During a presentation in Manhattan, Arbitron officials said their survey rebutted several preconceived notions about out-of-home viewing, such as: It mostly takes place in bars and restaurants; it is mostly done by men; it is mostly sports viewing; and it doesn’t constitute that much viewing time.
“We want to do away with the myth … People have misconceptions that it’s all a bunch of guys in bars watching sports,” said George Brady, senior manager of Arbitron Television Services.
The Arbitron study, conducted via phone calls to 2,500 people late last year, found that 35% of viewers age 12 and older had watched TV away from home during the past week. That’s a bigger number than the general perception on Madison Avenue.
Ad-agency and TV executives recently questioned by Arbitron via an online questionnaire believe only 15% of viewers watch TV away from home, said Laura Ivey, project lead for Arbitron’s Cable Custom Studies.
Of the Arbitron out-of-home survey respondents, 25% watched TV at someone else’s home; 11% watched at a restaurant or bar; 7% at work; 5% at a hotel/motel or vacation home; and 12% at any other location away from home.
Those who watch TV away from home spend an average of two hours and seven minutes doing such viewing in a typical day, according to the Arbitron study.
The survey also found that sports does not dominate out-of-home viewing. Nearly equal percentages watched a sporting event, 20%, as a local station’s newscast (19%) and an episode of a TV series (18%) away-from-home.

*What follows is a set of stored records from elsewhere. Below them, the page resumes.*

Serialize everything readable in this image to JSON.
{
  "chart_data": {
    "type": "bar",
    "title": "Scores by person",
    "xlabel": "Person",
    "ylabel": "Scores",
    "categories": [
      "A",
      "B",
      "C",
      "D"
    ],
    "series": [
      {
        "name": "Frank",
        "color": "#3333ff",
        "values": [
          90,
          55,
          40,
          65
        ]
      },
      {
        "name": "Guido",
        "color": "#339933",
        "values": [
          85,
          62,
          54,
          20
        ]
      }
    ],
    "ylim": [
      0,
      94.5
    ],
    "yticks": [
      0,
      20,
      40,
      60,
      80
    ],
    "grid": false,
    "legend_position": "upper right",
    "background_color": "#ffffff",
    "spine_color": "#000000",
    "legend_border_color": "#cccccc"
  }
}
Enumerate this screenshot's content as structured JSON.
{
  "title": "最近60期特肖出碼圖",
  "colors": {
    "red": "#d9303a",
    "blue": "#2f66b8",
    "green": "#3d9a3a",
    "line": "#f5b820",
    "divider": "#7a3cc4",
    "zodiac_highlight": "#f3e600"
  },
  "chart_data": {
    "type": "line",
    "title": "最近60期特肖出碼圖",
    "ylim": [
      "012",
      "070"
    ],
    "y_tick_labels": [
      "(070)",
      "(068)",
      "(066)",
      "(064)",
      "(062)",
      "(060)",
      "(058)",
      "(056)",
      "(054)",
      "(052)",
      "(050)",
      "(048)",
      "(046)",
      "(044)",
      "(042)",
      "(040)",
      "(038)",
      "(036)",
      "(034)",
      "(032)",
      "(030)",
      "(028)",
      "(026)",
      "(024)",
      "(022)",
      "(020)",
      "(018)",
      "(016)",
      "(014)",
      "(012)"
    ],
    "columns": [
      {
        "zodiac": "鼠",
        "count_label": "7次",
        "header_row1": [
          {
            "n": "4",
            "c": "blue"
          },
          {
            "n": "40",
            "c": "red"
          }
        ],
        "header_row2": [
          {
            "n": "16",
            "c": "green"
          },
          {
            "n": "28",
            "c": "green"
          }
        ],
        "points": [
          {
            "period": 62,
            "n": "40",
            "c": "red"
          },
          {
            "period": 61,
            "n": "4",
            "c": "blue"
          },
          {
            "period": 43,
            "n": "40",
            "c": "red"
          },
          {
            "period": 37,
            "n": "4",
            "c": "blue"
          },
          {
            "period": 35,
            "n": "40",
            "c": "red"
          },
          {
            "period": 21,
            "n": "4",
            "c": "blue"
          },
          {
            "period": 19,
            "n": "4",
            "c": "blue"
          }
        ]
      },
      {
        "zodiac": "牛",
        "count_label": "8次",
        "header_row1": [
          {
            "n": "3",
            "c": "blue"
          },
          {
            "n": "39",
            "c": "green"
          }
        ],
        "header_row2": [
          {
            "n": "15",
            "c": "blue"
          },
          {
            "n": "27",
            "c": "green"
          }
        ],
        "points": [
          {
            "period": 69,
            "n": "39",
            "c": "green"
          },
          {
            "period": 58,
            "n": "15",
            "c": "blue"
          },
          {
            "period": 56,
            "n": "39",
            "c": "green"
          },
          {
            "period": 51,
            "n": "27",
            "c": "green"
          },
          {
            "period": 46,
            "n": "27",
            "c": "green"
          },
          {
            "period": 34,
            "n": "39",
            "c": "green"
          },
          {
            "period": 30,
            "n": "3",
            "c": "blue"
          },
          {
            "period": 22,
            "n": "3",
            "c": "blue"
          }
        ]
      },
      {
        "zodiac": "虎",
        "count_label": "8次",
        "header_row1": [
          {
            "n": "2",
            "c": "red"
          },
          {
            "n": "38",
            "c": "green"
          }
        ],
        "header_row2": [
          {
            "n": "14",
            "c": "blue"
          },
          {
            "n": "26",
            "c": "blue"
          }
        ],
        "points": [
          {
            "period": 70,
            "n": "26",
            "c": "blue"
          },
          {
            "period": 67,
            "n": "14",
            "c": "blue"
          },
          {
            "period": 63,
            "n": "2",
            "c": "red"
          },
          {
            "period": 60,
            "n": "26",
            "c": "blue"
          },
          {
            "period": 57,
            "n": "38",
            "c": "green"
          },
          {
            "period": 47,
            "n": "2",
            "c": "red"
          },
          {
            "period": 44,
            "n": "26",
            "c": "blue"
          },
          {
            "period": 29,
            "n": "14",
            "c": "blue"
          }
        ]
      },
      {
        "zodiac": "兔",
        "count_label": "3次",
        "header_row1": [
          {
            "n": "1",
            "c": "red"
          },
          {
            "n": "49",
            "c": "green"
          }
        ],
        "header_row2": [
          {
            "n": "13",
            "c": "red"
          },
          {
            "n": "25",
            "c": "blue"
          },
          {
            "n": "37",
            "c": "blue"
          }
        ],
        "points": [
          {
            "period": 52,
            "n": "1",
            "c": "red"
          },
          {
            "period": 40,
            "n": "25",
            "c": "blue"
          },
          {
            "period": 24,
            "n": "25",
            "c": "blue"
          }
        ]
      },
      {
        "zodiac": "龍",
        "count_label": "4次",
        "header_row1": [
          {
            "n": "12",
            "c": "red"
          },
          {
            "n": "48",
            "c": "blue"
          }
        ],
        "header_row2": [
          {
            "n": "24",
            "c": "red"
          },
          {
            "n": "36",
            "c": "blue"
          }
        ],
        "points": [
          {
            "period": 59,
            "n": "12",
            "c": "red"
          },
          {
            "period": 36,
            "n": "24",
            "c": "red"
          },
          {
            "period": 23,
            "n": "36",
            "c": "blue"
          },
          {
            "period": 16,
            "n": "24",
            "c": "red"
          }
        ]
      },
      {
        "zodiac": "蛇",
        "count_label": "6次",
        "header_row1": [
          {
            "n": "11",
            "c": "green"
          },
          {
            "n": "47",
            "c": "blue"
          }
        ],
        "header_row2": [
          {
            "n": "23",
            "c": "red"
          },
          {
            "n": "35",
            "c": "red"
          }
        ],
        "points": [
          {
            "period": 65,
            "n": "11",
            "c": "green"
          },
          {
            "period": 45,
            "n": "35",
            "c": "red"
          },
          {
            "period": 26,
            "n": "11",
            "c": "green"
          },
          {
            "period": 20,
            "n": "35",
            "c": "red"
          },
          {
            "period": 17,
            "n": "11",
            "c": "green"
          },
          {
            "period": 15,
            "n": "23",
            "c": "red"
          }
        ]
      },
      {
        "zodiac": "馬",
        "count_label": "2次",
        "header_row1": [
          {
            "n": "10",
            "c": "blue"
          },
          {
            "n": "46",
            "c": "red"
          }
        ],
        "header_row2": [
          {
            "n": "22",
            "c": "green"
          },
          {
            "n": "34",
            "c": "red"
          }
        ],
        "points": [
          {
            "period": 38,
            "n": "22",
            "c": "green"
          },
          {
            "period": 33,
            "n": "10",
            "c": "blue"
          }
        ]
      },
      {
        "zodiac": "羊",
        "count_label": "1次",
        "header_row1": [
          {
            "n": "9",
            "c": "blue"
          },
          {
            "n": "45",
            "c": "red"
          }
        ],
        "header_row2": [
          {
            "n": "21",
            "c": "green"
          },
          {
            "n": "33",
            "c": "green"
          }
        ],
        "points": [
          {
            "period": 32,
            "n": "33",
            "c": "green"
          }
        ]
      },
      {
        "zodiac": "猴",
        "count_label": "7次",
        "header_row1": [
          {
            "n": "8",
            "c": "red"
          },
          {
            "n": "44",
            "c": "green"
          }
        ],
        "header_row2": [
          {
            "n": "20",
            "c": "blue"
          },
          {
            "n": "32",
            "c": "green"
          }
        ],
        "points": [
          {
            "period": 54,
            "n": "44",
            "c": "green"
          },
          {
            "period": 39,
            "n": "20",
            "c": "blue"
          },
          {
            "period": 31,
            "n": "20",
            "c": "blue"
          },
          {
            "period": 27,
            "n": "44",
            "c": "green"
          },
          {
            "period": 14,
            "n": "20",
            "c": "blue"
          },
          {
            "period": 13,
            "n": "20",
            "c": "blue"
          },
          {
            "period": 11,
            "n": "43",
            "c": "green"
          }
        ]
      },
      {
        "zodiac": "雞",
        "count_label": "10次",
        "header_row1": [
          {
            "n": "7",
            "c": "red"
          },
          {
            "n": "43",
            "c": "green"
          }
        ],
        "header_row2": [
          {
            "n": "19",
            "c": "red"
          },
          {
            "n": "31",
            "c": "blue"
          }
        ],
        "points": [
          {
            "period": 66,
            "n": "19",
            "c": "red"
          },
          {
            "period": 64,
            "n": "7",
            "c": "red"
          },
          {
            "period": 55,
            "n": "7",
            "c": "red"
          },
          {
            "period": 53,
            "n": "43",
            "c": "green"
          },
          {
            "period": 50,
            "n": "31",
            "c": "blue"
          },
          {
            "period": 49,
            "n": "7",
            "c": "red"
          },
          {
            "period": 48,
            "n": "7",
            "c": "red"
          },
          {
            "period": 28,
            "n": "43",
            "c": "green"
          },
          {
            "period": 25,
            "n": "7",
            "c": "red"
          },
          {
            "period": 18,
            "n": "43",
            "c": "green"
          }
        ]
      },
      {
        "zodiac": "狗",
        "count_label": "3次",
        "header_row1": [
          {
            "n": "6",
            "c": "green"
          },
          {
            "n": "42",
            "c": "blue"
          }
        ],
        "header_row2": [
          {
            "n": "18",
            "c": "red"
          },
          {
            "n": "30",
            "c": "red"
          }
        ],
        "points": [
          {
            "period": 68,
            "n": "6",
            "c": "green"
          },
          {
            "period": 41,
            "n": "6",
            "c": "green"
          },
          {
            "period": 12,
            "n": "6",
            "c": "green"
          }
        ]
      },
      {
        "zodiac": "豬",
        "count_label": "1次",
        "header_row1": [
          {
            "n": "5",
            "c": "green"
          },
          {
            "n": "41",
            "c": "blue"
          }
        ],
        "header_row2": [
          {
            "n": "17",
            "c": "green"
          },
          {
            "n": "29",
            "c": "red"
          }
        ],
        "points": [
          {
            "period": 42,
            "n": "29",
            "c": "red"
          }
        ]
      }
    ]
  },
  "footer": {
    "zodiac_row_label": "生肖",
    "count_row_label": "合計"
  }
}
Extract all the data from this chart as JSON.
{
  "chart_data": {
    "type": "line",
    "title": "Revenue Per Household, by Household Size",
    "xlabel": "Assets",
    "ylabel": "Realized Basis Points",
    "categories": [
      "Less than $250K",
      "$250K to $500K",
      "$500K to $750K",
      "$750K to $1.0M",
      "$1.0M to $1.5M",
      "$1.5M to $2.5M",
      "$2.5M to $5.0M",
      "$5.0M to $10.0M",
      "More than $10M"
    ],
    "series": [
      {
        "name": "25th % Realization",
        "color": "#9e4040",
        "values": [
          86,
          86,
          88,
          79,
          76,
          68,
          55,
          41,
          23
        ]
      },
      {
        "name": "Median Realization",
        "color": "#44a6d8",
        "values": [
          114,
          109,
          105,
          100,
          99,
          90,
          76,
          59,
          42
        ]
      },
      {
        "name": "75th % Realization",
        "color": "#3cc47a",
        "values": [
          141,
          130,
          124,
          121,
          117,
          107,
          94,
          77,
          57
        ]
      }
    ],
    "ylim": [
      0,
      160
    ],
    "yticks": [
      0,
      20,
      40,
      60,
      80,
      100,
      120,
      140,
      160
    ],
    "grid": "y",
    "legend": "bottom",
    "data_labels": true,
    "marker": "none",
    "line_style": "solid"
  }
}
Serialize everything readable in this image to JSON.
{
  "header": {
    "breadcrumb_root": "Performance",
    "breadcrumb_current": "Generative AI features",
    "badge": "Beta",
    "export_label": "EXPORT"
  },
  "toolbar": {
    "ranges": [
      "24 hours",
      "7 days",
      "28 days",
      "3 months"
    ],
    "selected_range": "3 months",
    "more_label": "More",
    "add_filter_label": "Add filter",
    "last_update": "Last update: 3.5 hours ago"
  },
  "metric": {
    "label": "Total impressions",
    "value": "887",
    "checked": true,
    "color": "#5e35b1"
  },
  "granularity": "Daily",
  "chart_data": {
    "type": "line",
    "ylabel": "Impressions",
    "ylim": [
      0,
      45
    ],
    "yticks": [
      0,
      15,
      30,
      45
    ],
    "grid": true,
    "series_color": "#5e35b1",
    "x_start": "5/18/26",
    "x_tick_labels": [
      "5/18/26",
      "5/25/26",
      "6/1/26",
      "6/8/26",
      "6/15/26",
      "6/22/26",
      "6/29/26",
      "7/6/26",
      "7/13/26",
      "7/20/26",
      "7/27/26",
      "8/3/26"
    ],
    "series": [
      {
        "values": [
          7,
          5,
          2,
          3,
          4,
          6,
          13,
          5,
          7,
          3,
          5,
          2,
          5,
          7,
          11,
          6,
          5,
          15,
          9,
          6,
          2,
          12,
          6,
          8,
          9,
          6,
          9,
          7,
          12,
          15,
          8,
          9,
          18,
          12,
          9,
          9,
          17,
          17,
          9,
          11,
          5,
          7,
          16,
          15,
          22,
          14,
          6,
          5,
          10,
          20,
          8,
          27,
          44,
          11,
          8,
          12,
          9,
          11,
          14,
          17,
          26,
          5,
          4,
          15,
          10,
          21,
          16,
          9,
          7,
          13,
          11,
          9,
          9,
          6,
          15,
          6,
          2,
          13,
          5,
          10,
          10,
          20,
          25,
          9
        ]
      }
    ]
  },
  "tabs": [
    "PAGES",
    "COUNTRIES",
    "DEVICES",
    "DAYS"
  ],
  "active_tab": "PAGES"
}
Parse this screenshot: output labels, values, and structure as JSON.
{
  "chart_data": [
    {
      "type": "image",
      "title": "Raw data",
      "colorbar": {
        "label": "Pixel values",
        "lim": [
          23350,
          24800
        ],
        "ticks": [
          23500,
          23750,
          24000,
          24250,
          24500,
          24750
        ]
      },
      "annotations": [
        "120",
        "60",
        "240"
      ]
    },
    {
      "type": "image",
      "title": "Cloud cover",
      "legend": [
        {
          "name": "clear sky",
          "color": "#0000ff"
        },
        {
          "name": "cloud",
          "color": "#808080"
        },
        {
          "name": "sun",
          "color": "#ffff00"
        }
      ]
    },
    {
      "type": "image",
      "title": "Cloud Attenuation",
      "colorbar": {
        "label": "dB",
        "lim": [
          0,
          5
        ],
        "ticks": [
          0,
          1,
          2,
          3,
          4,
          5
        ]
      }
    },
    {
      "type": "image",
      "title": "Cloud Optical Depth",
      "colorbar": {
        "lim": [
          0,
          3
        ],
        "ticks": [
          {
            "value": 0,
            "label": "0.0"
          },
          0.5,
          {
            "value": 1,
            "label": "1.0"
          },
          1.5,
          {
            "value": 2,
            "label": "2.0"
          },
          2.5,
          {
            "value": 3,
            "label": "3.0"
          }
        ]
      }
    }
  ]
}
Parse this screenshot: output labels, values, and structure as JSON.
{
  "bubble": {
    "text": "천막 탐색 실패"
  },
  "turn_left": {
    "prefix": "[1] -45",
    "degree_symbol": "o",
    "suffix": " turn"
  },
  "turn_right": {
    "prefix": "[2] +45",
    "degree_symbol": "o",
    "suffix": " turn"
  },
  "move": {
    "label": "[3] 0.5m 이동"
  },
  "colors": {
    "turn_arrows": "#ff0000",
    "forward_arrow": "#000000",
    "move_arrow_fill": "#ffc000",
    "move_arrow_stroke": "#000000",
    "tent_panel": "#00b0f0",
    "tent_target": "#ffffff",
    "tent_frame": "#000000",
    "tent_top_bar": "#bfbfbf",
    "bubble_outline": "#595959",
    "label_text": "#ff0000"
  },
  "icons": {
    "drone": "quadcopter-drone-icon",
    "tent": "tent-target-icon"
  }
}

Arbitron also found that women are almost as likely as men to watch TV in some place other than their homes.
The phone survey confirmed the out-of-home viewing data that’s been collected by Arbitron’s Portable People Meter system in Houston, according to officials at the ratings service. But Arbitron commissioned the survey in order to collect qualitative data about who was watching TV out-of-home, according to Brady.
The survey determined that digital-video-recorder ownership doesn’t appear to influence out-of-home viewing in that equal numbers of viewers who own DVRs and those who don’t own them watch TV while away from home, namely 35%.
Cable and satellite subscriptions appear to have only a minimal impact on increased away-from-home viewing. Those who subscribe to non-digital cable and those who do not subscribe to cable or satellite were equally likely to have watched TV away from home in the last week, each 32%, while 37% of digital cable/satellite subscribers had watched TV away from home.
The study’s findings included the fact that heavy TV viewers are more likely to watch TV away from home and that people who watch TV away from home are less likely to turn away from commercials than when viewing at home.
And both PPM and survey data found that African Americans are more likely to watch TV away from home.